What about SBs, why are they so strong? That's because they have +1s of about +3/4 but that they do repeteatedly, plus eventual stuff from Power and such.
This means that Card Advantage can easily vary. If you keep on using 1 for 1 (you lose one card in exchange for another from the opponent, like MST) you'll eventually lose because the opponent will plus if you don't have a consistent plus engine. What's behind Antimeta is exactly that, it doesn't use simple 1 for 1, but uses cards (even though they are mostly one for ones in the end) that won't let the opponent plus. The example I use the most is "Veiler that Stratos". Of course locking their pluses isn't that helpful if you don't have a way to plus yourself, but what if the way to plus yourself is minusing the opponent? That is a legit way of plusing, I said before, an opponent's -1 is a +1 for you. Let's say, then, that you are playing a control deck, you have a 1200 ATK Dyna and a Garden on the field. You'll instantaneously notice that the opponent isn't able to SS big monsters while it is needed to have an AT LEAST 2400 ATK monster to ram into Dyna, as of now. You don't leave him ways to ATK you and to damage you (you're locking Garden's summons with Dyna) and when you summon you don't plus him. Given that you have a big monster, you're free to set your monsters and then flip them if you want them at full force.
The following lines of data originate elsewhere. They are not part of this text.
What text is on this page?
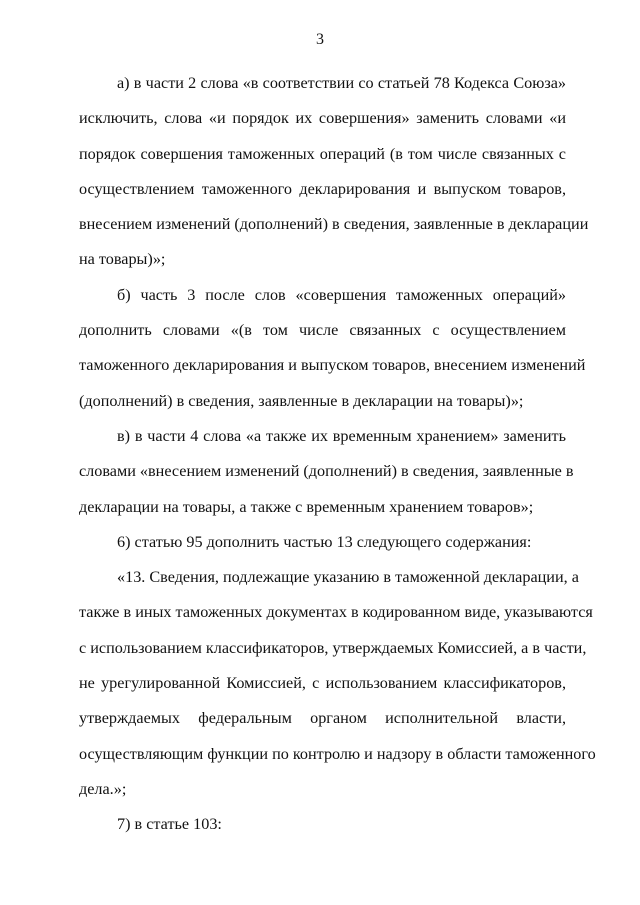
3

а) в части 2 слова «в соответствии со статьей 78 Кодекса Союза»
исключить, слова «и порядок их совершения» заменить словами «и
порядок совершения таможенных операций (в том числе связанных с
осуществлением таможенного декларирования и выпуском товаров,
внесением изменений (дополнений) в сведения, заявленные в декларации
на товары)»;

б) часть 3 после слов «совершения таможенных операций»
дополнить словами «(в том числе связанных с осуществлением
таможенного декларирования и выпуском товаров, внесением изменений
(дополнений) в сведения, заявленные в декларации на товары)»;

в) в части 4 слова «а также их временным хранением» заменить
словами «внесением изменений (дополнений) в сведения, заявленные в
декларации на товары, а также с временным хранением товаров»;

6) статью 95 дополнить частью 13 следующего содержания:

«13. Сведения, подлежащие указанию в таможенной декларации, а
также в иных таможенных документах в кодированном виде, указываются
с использованием классификаторов, утверждаемых Комиссией, а в части,
не урегулированной Комиссией, с использованием классификаторов,
утверждаемых федеральным органом исполнительной власти,
осуществляющим функции по контролю и надзору в области таможенного
дела.»;

7) в статье 103:
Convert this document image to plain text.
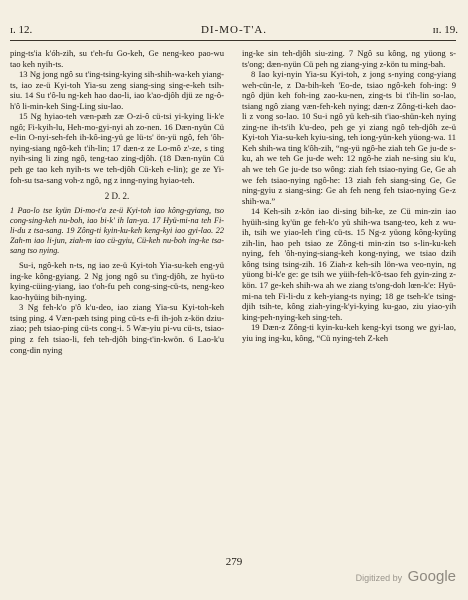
ɪ. 12.	DI-MO-T'A.	ɪɪ. 19.

ping-ts'ia k'óh-zih, su t'eh-fu Go-keh, Ge neng-keo pao-wu tao keh nyih-ts.

13 Ng jong ngô su t'ing-tsing-kying sih-shih-wa-keh yiang-ts, iao ze-ü Kyi-toh Yia-su zeng siang-sing sing-e-keh tsih-siu. 14 Su t'ô-lu ng-keh hao dao-li, iao k'ao-djôh djü ze ng-ô-h'ô li-min-keh Sing-Ling siu-lao.

15 Ng hyiao-teh væn-pæh zæ O-zi-ô cü-tsi yi-kying li-k'e ngô; Fi-kyih-lu, Heh-mo-gyi-nyi ah zo-nen. 16 Dæn-nyün Cü e-lin O-nyi-seh-feh ih-kô-ing-yü ge lü-ts' ön-yü ngô, feh 'ôh-nying-siang ngô-keh t'ih-lin; 17 dæn-z ze Lo-mô z'-ze, s ting nyih-sing li zing ngô, teng-tao zing-djôh. (18 Dæn-nyün Cü peh ge tao keh nyih-ts we teh-djôh Cü-keh e-lin); ge ze Yi-foh-su tsa-sang voh-z ngô, ng z inng-nying hyiao-teh.

2 D. 2.

1 Pao-lo tse kyün Di-mo-t'a ze-ü Kyi-toh iao kông-gyiang, tso cong-sing-keh nu-boh, iao bi-k' ih lan-ya. 17 Hyü-mi-na teh Fi-li-du z tsa-sang. 19 Zông-ti kyin-ku-keh keng-kyi iao gyi-lao. 22 Zah-m iao li-jun, ziah-m iao cü-gyiu, Cü-keh nu-boh ing-ke tsa-sang tso nying.

Su-i, ngô-keh n-ts, ng iao ze-ü Kyi-toh Yia-su-keh eng-yü ing-ke kông-gyiang. 2 Ng jong ngô su t'ing-djôh, ze hyü-to kying-cüing-yiang, iao t'oh-fu peh cong-sing-cü-ts, neng-keo kao-hyüing bih-nying.

3 Ng feh-k'o p'ô k'u-deo, iao ziang Yia-su Kyi-toh-keh tsing ping. 4 Væn-pæh tsing ping cü-ts e-fi ih-joh z-kön dziu-ziao; peh tsiao-ping cü-ts cong-i. 5 Wæ-yiu pi-vu cü-ts, tsiao-ping z feh tsiao-li, feh teh-djôh bing-t'in-kwön. 6 Lao-k'u cong-din nying

ing-ke sin teh-djôh siu-zing. 7 Ngô su kông, ng yüong s-ts'ong; dæn-nyün Cü peh ng ziang-ying z-kön tu ming-bah.

8 Iao kyi-nyin Yia-su Kyi-toh, z jong s-nying cong-yiang weh-cün-le, z Da-bih-keh 'Eo-de, tsiao ngô-keh foh-ing: 9 ngô djün keh foh-ing zao-ku-nen, zing-ts bi t'ih-lin so-lao, tsiang ngô ziang væn-feh-keh nying; dæn-z Zông-ti-keh dao-li z vong so-lao. 10 Su-i ngô yü keh-sih t'iao-shün-keh nying zing-ne ih-ts'ih k'u-deo, peh ge yi ziang ngô teh-djôh ze-ü Kyi-toh Yia-su-keh kyiu-sing, teh iong-yün-keh yüong-wa. 11 Keh shih-wa ting k'ôh-zih, “ng-yü ngô-he ziah teh Ge ju-de s-ku, ah we teh Ge ju-de weh: 12 ngô-he ziah ne-sing siu k'u, ah we teh Ge ju-de tso wông: ziah feh tsiao-nying Ge, Ge ah we feh tsiao-nying ngô-he: 13 ziah feh siang-sing Ge, Ge ning-gyiu z siang-sing: Ge ah feh neng feh tsiao-nying Ge-z shih-wa.”

14 Keh-sih z-kön iao di-sing bih-ke, ze Cü min-zin iao hyüih-sing ky'ün ge feh-k'o yü shih-wa tsang-teo, keh z wu-ih, tsih we yiao-leh t'ing cü-ts. 15 Ng-z yüong kông-kyüng zih-lin, hao peh tsiao ze Zông-ti min-zin tso s-lin-ku-keh nying, feh 'ôh-nying-siang-keh kong-nying, we tsiao dzih kông tsing tsing-zih. 16 Ziah-z keh-sih lön-wa veo-nyin, ng yüong bi-k'e ge: ge tsih we yüih-feh-k'ô-tsao feh gyin-zing z-kön. 17 ge-keh shih-wa ah we ziang ts'ong-doh lœn-k'e: Hyü-mi-na teh Fi-li-du z keh-yiang-ts nying; 18 ge tseh-k'e tsing-djih tsih-te, kông ziah-ying-k'yi-kying ku-gao, ziu yiao-yih king-peh-nying-keh sing-teh.

19 Dæn-z Zông-ti kyin-ku-keh keng-kyi tsong we gyi-lao, yiu ing ing-ku, kông, “Cü nying-teh Z-keh

279
Digitized by Google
Doing so, you'll either keep the opponent at your same number but with less useful cards or you'll be minusing him always.

Decks
The kind of decks that work with this mindset are mainly Control, Stun and Antimeta, Stun being the one who uses is the best. I named Chaos Stun a couple of times, my favourite Stun deck ever I'm renewing. Either in the next or the one after the next post I'll write about it and the renewed list I'm working on.
Control has the option I named up there of Garden+Pachy, for example, while Antimeta lives off that, with Pachy on the field and several backrows.


Well, well, liked getting back at writing a lil bit, hope I can fully return blogging.